A nova tendência noturna entre atletas que está ganhando força
Consumir proteína à noite pode acelerar a recuperação muscular e não interfere no sono segundo estudos recentes. Saiba como aproveitar.
Estudos recentes têm desafiado a ideia tradicional de que comer antes de dormir faz mal. A ingestão de proteínas, seja por meio de suplementos ou de um lanche noturno, pode, na verdade, melhorar a síntese desse nutriente durante o sono. Isso é especialmente relevante para atletas e pessoas idosas, pois a proteína extra pode auxiliar na recuperação muscular.
Embora ainda se recomende evitar refeições pesadas antes de dormir, evidências científicas sugerem que consumir uma dose de proteína cerca de meia hora antes de adormecer pode ter efeitos positivos na musculatura. Além disso, a qualidade do sono e o apetite no café da manhã não parecem ser afetados negativamente.
De que forma a proteína noturna afeta o corpo?

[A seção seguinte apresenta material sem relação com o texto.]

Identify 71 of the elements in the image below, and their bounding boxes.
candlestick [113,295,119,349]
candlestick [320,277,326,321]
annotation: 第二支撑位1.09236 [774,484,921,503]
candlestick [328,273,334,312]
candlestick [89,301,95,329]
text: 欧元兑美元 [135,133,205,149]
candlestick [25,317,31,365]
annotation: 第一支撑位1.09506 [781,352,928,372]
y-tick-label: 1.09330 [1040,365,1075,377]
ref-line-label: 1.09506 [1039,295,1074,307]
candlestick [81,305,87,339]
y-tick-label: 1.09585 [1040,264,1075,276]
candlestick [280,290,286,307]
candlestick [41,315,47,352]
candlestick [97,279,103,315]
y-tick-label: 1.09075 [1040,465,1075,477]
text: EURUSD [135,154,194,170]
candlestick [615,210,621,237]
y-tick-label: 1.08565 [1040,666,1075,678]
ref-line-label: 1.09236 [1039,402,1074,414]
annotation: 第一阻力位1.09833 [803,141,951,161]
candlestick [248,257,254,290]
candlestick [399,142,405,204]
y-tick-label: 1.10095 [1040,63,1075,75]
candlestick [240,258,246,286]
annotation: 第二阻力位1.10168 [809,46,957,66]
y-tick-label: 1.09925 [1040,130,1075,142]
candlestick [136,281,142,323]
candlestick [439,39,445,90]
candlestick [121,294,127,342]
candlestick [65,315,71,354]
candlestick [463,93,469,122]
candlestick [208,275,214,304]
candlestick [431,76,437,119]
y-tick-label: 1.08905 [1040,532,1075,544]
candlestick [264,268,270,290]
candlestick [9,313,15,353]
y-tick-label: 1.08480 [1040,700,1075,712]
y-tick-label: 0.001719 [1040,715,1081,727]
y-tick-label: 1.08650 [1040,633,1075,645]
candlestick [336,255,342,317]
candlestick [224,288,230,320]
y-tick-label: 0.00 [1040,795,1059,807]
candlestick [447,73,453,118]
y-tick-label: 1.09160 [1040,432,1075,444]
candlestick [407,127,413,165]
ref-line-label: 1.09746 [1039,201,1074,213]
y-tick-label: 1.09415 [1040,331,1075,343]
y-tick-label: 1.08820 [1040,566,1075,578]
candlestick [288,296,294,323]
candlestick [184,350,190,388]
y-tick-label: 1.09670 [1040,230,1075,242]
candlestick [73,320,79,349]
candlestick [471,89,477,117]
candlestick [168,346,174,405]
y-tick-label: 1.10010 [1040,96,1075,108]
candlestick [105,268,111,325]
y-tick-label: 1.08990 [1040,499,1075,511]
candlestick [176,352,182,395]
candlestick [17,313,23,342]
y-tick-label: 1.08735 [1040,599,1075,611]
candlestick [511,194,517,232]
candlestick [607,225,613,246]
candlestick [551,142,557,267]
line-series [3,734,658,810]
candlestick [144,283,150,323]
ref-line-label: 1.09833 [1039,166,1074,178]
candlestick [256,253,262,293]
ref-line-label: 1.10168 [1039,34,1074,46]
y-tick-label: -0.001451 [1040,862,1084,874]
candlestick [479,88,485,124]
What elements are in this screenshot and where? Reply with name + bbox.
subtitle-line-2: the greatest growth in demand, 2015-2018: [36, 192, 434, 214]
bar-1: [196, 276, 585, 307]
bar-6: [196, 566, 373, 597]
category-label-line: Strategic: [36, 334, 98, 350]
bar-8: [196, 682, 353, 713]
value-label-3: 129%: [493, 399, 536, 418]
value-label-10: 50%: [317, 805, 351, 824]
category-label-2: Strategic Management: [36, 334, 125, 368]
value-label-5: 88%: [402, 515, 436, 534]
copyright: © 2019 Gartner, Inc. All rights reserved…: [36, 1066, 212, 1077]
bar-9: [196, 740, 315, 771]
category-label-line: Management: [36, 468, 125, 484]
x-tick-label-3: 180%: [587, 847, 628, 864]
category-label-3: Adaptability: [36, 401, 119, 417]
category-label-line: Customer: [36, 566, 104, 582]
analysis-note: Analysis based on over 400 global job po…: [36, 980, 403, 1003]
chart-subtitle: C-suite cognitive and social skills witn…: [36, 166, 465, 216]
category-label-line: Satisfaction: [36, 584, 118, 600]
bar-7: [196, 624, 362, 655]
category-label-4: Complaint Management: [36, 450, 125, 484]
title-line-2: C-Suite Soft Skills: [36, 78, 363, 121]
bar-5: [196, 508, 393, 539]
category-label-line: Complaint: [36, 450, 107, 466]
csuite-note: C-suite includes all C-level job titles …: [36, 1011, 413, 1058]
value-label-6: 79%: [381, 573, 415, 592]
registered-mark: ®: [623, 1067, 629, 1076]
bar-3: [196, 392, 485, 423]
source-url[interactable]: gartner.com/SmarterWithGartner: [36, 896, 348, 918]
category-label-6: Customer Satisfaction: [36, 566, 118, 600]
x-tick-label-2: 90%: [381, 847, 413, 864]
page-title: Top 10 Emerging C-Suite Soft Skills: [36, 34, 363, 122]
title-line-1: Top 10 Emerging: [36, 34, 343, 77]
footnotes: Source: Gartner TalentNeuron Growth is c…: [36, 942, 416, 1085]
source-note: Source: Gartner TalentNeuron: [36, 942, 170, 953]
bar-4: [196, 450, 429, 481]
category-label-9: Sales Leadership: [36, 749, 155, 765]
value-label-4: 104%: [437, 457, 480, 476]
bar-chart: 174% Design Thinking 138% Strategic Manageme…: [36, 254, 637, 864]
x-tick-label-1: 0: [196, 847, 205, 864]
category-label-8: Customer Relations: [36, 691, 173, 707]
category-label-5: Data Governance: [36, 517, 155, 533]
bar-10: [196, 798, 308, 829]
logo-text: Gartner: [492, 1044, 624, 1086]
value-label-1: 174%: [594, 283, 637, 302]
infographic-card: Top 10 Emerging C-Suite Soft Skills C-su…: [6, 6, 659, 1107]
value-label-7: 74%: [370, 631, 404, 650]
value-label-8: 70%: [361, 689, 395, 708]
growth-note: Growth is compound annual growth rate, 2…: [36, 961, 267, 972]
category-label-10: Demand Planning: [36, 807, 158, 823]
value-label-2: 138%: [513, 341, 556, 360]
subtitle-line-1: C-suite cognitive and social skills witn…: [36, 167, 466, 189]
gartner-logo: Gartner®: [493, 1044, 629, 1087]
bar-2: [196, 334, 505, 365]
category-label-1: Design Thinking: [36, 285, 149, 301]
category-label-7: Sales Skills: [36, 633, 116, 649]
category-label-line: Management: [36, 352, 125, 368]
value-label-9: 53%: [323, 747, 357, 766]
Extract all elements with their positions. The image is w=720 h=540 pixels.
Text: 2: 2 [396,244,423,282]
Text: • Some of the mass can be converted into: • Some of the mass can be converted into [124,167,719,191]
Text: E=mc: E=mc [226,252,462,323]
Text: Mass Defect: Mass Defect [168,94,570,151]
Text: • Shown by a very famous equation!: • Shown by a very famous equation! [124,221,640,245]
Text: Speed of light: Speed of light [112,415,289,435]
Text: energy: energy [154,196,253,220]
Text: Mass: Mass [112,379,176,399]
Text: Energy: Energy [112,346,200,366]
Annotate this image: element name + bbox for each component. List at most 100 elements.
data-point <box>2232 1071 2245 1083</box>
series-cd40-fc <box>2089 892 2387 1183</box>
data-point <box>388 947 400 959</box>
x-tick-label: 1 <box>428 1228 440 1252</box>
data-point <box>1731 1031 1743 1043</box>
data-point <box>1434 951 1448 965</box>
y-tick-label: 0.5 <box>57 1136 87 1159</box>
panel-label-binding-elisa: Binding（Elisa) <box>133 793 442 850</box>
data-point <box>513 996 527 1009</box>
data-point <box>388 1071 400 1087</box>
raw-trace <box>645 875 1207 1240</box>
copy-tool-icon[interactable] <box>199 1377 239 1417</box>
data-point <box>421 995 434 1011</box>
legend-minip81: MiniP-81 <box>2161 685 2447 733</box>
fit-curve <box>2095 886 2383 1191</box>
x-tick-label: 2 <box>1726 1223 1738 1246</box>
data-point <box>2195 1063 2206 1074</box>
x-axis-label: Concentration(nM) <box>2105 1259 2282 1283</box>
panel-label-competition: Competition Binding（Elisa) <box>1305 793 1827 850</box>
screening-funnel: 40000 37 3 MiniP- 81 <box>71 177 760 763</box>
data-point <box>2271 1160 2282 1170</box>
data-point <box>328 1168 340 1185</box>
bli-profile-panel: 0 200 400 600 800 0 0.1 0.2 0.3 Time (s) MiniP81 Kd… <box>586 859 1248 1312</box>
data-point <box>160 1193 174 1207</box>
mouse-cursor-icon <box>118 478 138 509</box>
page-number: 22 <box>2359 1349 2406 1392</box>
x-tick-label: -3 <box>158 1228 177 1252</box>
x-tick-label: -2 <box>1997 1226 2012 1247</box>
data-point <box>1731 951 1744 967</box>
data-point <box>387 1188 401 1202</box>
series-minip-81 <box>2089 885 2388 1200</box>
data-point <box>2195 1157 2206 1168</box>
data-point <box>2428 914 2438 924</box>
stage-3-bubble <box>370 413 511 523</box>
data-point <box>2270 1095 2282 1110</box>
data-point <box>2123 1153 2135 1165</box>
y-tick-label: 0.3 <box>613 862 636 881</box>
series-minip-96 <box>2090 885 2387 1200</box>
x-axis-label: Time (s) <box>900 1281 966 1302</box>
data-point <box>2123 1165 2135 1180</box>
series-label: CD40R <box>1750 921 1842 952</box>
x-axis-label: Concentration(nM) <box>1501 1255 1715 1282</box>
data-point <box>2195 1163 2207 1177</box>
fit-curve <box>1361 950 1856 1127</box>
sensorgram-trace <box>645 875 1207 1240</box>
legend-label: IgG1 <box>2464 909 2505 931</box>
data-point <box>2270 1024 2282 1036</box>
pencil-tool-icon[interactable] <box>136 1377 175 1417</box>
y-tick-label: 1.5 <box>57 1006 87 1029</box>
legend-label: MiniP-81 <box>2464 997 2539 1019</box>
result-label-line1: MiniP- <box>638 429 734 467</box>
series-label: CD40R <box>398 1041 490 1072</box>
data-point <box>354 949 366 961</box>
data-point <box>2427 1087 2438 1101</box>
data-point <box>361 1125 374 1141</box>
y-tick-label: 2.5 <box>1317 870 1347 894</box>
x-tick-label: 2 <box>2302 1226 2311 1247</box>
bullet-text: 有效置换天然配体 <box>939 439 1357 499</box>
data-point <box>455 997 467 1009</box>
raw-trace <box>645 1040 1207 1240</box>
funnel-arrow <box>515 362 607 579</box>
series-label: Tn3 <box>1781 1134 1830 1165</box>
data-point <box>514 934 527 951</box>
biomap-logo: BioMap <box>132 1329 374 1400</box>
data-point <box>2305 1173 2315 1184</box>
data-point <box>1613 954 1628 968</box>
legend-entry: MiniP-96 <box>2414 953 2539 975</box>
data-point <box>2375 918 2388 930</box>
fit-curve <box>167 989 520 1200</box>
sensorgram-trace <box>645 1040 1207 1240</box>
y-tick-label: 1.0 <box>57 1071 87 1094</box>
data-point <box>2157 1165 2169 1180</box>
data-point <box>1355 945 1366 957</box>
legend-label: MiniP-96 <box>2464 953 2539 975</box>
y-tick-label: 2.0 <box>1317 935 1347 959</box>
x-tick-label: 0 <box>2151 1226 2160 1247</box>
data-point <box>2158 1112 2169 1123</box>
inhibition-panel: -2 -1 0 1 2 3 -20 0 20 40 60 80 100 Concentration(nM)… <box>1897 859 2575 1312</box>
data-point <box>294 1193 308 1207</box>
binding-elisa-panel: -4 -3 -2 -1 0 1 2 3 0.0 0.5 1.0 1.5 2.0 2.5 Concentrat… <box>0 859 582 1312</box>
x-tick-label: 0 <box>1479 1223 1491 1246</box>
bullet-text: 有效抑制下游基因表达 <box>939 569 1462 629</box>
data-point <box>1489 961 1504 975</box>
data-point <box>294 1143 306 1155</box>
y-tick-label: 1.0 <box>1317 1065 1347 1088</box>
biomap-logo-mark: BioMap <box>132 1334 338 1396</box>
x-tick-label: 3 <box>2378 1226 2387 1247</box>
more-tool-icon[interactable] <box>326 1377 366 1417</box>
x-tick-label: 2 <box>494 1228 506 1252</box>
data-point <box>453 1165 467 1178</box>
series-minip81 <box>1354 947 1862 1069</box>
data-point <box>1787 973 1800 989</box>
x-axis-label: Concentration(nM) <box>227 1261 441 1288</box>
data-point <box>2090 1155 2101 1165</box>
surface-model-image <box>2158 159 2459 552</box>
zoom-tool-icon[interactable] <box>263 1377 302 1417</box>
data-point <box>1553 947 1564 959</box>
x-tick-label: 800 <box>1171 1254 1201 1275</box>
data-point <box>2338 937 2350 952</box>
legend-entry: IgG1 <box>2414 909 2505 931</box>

A ingestão de proteína à noite pode ser uma estratégia eficaz para aumentar a síntese desse nutriente durante o sono. O corpo, naturalmente, diminui seu ritmo à noite, utilizando o período de descanso para recuperação. Assim, um suplemento proteico pode ajudar na recuperação muscular após exercícios físicos.
Embora os benefícios sejam mais evidentes em quem pratica musculação, até mesmo aqueles que não treinam regularmente podem se beneficiar. A absorção de proteínas durante o sono ocorre sem prejudicar a digestão ou o descanso noturno, e o apetite matinal permanece inalterado.
Quais são as evidências científicas relacionadas?
Os estudos indicam que a ingestão proteica noturna pode melhorar a recuperação muscular, mas ainda há incertezas sobre se isso se deve ao horário da ingestão ou à suplementação em si. Pesquisas realizadas com soldados britânicos, por exemplo, não mostraram melhorias significativas na performance ou composição corporal.
Para pessoas idosas, as evidências são limitadas, mas há indicações de que um lanche proteico antes de dormir pode aumentar os níveis de energia e a ingestão de proteína durante o dia. Isso pode ser particularmente útil para combater a osteopenia.
Qual tipo de proteína é mais eficaz para ingestão noturna?

Os estudos geralmente utilizam suplementos como whey ou caseína. A caseína, conhecida por sua absorção mais lenta, poderia ser mais adequada para a noite, mas pesquisas não encontraram diferenças significativas entre os dois tipos de proteína. A escolha entre um suplemento ou um lanche proteico, como queijo, ainda é objeto de investigação.
É importante consultar um nutricionista para recomendações personalizadas, especialmente para quem já consome proteínas regularmente. O excesso de proteína pode trazer riscos à saúde, como problemas cardiovasculares ou renais.
Quais considerações finais devem ser feitas?
O consumo de proteína antes de dormir pode oferecer benefícios para a recuperação muscular e a saúde geral, mas deve ser feito com cautela e orientação profissional. A escolha do tipo de proteína e a quantidade adequada são essenciais para maximizar os benefícios sem comprometer a saúde.